I raced to her, but I didn’t make it in time. The boom was massive and the windows rattled as the entire house shook. The ward sent out a shower of sparks, like bloody water falling over a waterfall, the red energies blooming light. Beautiful, but also taking power from the ward. The broken magics smelled of char and burned herbs, sunlight on linen, and the dark of the moon on a winter garden. “What is it?” I asked Molly, slipping an arm around her shoulders. “What’s attacking us?”
“Jane?” Alex said. “It’s an arcenciel. A young one.” He spun the tablet to us. “And this time I can see the scar on its side.”
So could I, though the scar was nothing more than a dark shadow along its snakelike side. She was in the visible range, a rippling of light and shadow, with a human-shaped head, showing small, budding horns.
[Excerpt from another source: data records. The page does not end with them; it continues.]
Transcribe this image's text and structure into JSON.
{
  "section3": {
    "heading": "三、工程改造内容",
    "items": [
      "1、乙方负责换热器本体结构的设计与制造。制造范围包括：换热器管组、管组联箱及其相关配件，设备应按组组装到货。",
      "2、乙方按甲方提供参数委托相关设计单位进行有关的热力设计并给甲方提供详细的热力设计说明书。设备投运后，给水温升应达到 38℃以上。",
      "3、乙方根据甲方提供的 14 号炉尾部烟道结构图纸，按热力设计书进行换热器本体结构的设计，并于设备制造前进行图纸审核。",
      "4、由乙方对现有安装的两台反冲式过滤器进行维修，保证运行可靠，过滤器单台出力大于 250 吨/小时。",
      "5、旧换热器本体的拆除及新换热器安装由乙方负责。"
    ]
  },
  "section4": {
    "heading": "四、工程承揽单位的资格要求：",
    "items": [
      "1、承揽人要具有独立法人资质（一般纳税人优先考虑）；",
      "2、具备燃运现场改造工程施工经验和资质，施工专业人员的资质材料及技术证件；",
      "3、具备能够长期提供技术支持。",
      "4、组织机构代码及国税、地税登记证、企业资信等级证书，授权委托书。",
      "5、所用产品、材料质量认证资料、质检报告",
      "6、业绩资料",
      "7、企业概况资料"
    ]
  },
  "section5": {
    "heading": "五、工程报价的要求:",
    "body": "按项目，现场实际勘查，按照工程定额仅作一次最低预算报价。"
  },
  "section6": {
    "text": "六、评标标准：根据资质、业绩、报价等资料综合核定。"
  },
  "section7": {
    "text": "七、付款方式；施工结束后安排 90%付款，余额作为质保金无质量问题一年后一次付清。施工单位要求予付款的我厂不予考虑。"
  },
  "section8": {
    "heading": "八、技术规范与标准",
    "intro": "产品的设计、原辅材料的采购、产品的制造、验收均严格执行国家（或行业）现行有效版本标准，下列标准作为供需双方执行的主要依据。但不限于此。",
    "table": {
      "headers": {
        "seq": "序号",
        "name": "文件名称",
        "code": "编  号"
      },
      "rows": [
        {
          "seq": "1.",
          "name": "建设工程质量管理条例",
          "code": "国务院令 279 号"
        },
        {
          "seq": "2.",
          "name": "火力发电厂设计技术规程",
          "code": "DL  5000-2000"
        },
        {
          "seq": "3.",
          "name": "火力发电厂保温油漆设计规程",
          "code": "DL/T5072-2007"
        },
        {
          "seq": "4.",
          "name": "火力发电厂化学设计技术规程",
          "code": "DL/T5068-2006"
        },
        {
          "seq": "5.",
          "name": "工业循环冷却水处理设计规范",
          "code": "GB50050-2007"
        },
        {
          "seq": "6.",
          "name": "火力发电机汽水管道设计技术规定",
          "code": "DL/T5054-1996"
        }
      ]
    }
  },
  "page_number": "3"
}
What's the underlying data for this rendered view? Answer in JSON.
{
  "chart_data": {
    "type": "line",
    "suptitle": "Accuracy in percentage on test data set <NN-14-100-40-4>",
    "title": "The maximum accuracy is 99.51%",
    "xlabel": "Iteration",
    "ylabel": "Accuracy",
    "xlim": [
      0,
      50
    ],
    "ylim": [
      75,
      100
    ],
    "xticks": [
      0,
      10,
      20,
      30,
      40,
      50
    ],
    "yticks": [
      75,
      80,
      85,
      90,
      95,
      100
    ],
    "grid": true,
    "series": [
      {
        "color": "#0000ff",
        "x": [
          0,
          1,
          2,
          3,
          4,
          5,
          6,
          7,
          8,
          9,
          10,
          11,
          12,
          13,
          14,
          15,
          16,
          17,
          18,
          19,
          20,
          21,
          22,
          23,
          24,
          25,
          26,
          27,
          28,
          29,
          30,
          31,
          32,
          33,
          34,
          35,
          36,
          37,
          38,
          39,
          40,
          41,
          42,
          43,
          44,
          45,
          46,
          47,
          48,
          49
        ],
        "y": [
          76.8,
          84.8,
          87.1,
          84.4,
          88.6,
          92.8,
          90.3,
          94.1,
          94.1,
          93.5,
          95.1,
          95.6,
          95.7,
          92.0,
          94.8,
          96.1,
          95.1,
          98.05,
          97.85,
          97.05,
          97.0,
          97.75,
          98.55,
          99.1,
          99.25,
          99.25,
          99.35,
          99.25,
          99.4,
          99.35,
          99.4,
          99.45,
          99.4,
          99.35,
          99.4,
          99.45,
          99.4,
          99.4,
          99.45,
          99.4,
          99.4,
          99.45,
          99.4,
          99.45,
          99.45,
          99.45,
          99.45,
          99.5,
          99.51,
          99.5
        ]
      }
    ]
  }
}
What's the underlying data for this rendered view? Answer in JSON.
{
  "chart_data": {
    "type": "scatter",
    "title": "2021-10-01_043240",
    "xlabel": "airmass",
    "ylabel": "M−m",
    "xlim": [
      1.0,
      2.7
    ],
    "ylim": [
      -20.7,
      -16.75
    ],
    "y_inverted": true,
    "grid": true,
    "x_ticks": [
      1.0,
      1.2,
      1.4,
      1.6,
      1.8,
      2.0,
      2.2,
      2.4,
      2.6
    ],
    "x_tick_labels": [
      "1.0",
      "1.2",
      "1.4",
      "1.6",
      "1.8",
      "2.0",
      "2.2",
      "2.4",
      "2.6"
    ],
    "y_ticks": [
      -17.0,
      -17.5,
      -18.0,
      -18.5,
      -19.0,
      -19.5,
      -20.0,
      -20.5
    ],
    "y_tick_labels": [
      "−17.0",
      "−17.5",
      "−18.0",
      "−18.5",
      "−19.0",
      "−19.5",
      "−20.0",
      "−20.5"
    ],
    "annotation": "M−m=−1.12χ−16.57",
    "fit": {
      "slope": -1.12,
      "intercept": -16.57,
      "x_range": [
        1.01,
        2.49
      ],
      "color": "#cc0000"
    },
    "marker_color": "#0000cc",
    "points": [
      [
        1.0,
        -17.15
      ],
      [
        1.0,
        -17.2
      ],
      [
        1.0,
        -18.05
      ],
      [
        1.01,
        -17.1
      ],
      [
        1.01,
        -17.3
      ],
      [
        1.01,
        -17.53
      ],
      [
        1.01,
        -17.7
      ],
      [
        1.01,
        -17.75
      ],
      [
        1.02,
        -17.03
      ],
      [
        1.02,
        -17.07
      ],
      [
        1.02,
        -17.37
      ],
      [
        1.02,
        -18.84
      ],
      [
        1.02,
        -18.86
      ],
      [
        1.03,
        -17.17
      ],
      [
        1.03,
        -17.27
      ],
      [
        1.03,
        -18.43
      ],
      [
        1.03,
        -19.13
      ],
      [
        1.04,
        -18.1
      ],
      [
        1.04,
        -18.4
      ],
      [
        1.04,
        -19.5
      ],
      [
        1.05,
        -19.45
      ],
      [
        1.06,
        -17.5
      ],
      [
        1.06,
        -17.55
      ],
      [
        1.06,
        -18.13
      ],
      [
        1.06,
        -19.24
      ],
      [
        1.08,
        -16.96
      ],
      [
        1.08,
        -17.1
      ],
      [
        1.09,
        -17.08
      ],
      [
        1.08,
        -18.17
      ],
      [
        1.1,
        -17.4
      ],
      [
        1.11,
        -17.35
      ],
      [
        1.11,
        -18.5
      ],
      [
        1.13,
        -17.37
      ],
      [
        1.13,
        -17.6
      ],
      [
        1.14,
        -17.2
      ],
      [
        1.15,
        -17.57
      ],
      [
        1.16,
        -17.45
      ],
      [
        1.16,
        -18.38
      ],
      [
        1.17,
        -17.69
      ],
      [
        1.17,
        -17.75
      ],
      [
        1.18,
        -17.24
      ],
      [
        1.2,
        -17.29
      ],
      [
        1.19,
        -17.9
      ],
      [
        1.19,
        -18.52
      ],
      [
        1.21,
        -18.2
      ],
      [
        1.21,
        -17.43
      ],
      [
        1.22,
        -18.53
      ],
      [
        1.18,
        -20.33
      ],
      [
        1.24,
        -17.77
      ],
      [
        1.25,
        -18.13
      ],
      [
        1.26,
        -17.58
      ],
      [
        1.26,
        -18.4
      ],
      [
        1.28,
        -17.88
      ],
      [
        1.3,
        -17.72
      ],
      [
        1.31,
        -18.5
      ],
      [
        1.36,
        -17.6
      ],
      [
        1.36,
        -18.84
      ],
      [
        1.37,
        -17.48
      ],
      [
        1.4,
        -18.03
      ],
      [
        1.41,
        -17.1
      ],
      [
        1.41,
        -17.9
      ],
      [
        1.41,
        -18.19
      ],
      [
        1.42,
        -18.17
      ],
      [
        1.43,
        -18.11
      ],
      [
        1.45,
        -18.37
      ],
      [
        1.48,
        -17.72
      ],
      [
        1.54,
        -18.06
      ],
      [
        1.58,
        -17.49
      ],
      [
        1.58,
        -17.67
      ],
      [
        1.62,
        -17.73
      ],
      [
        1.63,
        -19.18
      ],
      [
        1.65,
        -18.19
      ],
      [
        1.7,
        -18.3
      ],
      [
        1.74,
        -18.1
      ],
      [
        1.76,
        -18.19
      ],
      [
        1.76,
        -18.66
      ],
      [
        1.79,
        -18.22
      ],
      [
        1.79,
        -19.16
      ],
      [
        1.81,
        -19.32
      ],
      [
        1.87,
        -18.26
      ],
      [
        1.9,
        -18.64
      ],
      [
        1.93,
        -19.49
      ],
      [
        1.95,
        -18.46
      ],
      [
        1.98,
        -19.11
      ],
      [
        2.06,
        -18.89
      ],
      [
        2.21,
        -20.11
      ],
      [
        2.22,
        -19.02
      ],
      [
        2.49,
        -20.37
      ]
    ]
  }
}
Her mouth was open displaying rows of shark teeth that glinted like pearls. Her transparent wings glimmered in all the colors of the rainbow, and a frill around her head was scintillating shades of copper, brown, and pale white. Her body was snakelike, bigger than the last time I had seen her, with iridescent scales the color of tinted glass and thick smoke and hints of copper. As before, she smelled like green herbs burning over hot coals and the tang of fish and water plants. The shadowy scar ran along her side, healed but a potent reminder that she could be hurt. This was the creature we had wounded in Leo’s basement gym. This was the light dragon who had attacked me before, but at least now she had a name.
Did that give us power over her in some way? Could we use her name to defend ourselves? “Her name is Opal,” I said.
“That isn’t its real name,” Molly whispered, her eyes faraway as she studied her ward and what was happening to it, “that’s just its English name.” She ducked her head and slid from beneath my arm. “I’ve been doing research. Her real name will be a lot of sibilants and cracking sounds and an explosion of light in the correct wavelength. I can’t even recognize it as a name, let alone reproduce it or use it in defense of us.” Yet her hands rose and I saw the power of her magical working—what the mundane and lazy, including myself, called a spell—as it sparkled from her fingers and raced to every window and door, building up the ward in the most probable weak places.
“Molly, you don’t have a circle,” Alex said softly.